Wednesday, September 23, 2009

Confusing Conversations 4: Literally true, and truly literal.


"If you don't believe that the first chapter of the bible is literally true, then how can you believe that the rest of it is?"

I hope that every Christian believes that the bible is literally, true. That is absolutely and entirely truthful in everything it affirms. So, wherever the bible affirms something as scientific fact, then it is scientific fact. Wherever it affirms something as accurate history, it is accurate history. But, the Good Samaritan is not historically accurate (it is a parable). Ezekiel 1 is not scientific fact, it is a vision.

However, this doesn't mean that to truly understand the bible, one must take the most literal interpretation possible. It is always literally (in the sense of totally and utterly) true; the truth is not always literal (in a sense that excludes all metaphor, parable, poetic licence, verbal imagery etc.)

Obvious other examples of this in the realm of cosmology are found in Psalm 19:6

"[the sun] rises at one end of the heavens
and makes its circuit to the other;
nothing is hidden from its heat. "

Are we to believe that the sun literally moves from one end of the heavens to another? No! We don't have to believe in a geocentric universe in order to believe that Psalm 19 is utterly true. It is just not true in a literal sense. In fact, to try to understand it as a true scientific account of the orbit of the sun is to utterly misunderstand it; to miss its truth; to distort it. This is fairly easy to see, as Psalm 19 is undeniably poetic. The sun has already been described as a bridegroom, and champion. Are we to envisage a marriage to the moon, or a little horse that the sun rides on? No, it's poetry that teaches how this majestic sun, seen everywhere, giving heat and light shines for the glory of God. But the poetry is more than just those statements; as poetry it attaches an appropriate emotional response of awe and wonder and splendour to those truths. The poetry conveys the truths in exactly the inspired fashion that its divine author intended.

Is Psalm 19 made more problematic had many (or all) of the early readers would have believed in a geocentric universe, and thus, if read literally, understood it to correspond better to the cosmology they held than we would understand it to. No: for that is not the intention of the passage.

What then is the intention of Genesis 1? Is it true literalistically? Does it employ poetic imagery? Does it even employ culturally accepted views of the world in order to convey truths?

These are legitimate questions to ask in bible interpretation.

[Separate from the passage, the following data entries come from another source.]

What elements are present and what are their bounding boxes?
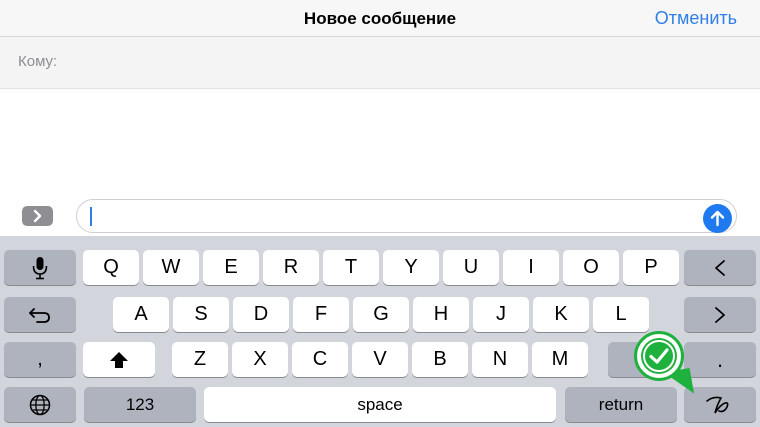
return-key[interactable]: return bbox=[565, 387, 677, 422]
conversation-area bbox=[0, 89, 760, 200]
dictation-key[interactable] bbox=[4, 250, 76, 285]
handwriting-icon bbox=[706, 396, 729, 413]
microphone-icon bbox=[32, 256, 48, 279]
key-w[interactable]: W bbox=[143, 250, 199, 285]
keyboard: Q W E R T Y U I O P A S D F G H J K L , … bbox=[0, 236, 760, 427]
key-i[interactable]: I bbox=[503, 250, 559, 285]
key-x[interactable]: X bbox=[232, 342, 288, 377]
key-y[interactable]: Y bbox=[383, 250, 439, 285]
backspace-icon bbox=[715, 259, 725, 276]
space-key[interactable]: space bbox=[204, 387, 556, 422]
backspace-key[interactable] bbox=[684, 250, 756, 285]
key-u[interactable]: U bbox=[443, 250, 499, 285]
handwriting-key[interactable] bbox=[684, 387, 756, 422]
numbers-key[interactable]: 123 bbox=[84, 387, 196, 422]
key-k[interactable]: K bbox=[533, 297, 589, 332]
chevron-right-icon bbox=[33, 209, 42, 223]
key-c[interactable]: C bbox=[292, 342, 348, 377]
key-g[interactable]: G bbox=[353, 297, 409, 332]
key-r[interactable]: R bbox=[263, 250, 319, 285]
text-caret bbox=[90, 207, 92, 226]
key-e[interactable]: E bbox=[203, 250, 259, 285]
key-b[interactable]: B bbox=[412, 342, 468, 377]
checkmark-icon bbox=[643, 340, 675, 372]
key-m[interactable]: M bbox=[532, 342, 588, 377]
key-a[interactable]: A bbox=[113, 297, 169, 332]
key-o[interactable]: O bbox=[563, 250, 619, 285]
send-button[interactable] bbox=[703, 204, 732, 233]
key-f[interactable]: F bbox=[293, 297, 349, 332]
key-n[interactable]: N bbox=[472, 342, 528, 377]
period-key[interactable]: . bbox=[684, 342, 756, 377]
key-t[interactable]: T bbox=[323, 250, 379, 285]
recipient-label: Кому: bbox=[18, 53, 58, 70]
globe-key[interactable] bbox=[4, 387, 76, 422]
key-v[interactable]: V bbox=[352, 342, 408, 377]
input-bar bbox=[0, 196, 760, 236]
key-h[interactable]: H bbox=[413, 297, 469, 332]
checkmark-badge bbox=[634, 331, 684, 381]
redo-icon bbox=[715, 306, 725, 323]
key-d[interactable]: D bbox=[233, 297, 289, 332]
redo-key[interactable] bbox=[684, 297, 756, 332]
globe-icon bbox=[29, 394, 51, 415]
checkmark-badge-circle bbox=[641, 338, 677, 374]
key-l[interactable]: L bbox=[593, 297, 649, 332]
undo-key[interactable] bbox=[4, 297, 76, 332]
expand-apps-button[interactable] bbox=[22, 206, 53, 226]
shift-key[interactable] bbox=[83, 342, 155, 377]
comma-key[interactable]: , bbox=[4, 342, 76, 377]
shift-icon bbox=[110, 351, 128, 368]
undo-icon bbox=[29, 307, 50, 323]
key-j[interactable]: J bbox=[473, 297, 529, 332]
key-q[interactable]: Q bbox=[83, 250, 139, 285]
message-input[interactable] bbox=[76, 199, 737, 233]
navigation-bar: Новое сообщение Отменить bbox=[0, 0, 760, 37]
key-s[interactable]: S bbox=[173, 297, 229, 332]
cancel-button[interactable]: Отменить bbox=[655, 0, 737, 37]
key-z[interactable]: Z bbox=[172, 342, 228, 377]
recipient-row[interactable]: Кому: bbox=[0, 37, 760, 89]
page-title: Новое сообщение bbox=[303, 9, 457, 28]
arrow-up-icon bbox=[710, 210, 725, 227]
key-p[interactable]: P bbox=[623, 250, 679, 285]
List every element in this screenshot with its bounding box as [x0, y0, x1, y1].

Let's not assume that if we come to different conclusions as to the intention of a passage, and therefore a different conclusion as to which truths are being affirmed in a passage, that we therefore have a different understanding as to whether the text is truthful. Let's all agree to trust what the bible really teaches and then work jolly hard at trying to understand it on its own terms.

2 comments:

javadave61 said...

Thank you Mike. This is a critical point in biblical interpretation. We decry liberal interpreters who take straightforward historical narrative and try to make it symbolic. It is a similar indiscretion to fail to consider that Genesis 1 is a Hebrew poem. It's often asked, "Is this the literal word for 'day'?" Well, yes it is. But literal words are the basis of great symbolic imagery in poetry. "Two road diverged in a wood..." Is this the literal word for "road"? Well, yes it is! But we know the literal word "road" symbolizes something much grander than gravel or pavement. Didactic prose is the language of facts and information, but poetry is the language of grand ideas, and there is a pretty grand idea or two lurking in Genesis 1.

Mike Gilbart-Smith said...

Thanks David, yes the fact that words have a literal meaning doesn't necessarily mean that such a meaning is always being employed. Only context will tell us.
I'm not sure, though to say that Genesis 1 is a Hebrew poem, (though v26 is). Yet, it is such heightened and stylised prose, that it may well have poetic overtones. Moreover, it is quote possible for even fairly straight prose to be many other things than history, even in the bible: parable, prophecy, dream, vision.
The difficulty with Genesis 1 is that it is pretty much unique within the bible. We cannot compare it to any other chapter in the bible and say, "the style is the same, and so we can quickly decide that the method of interpretation should be the same."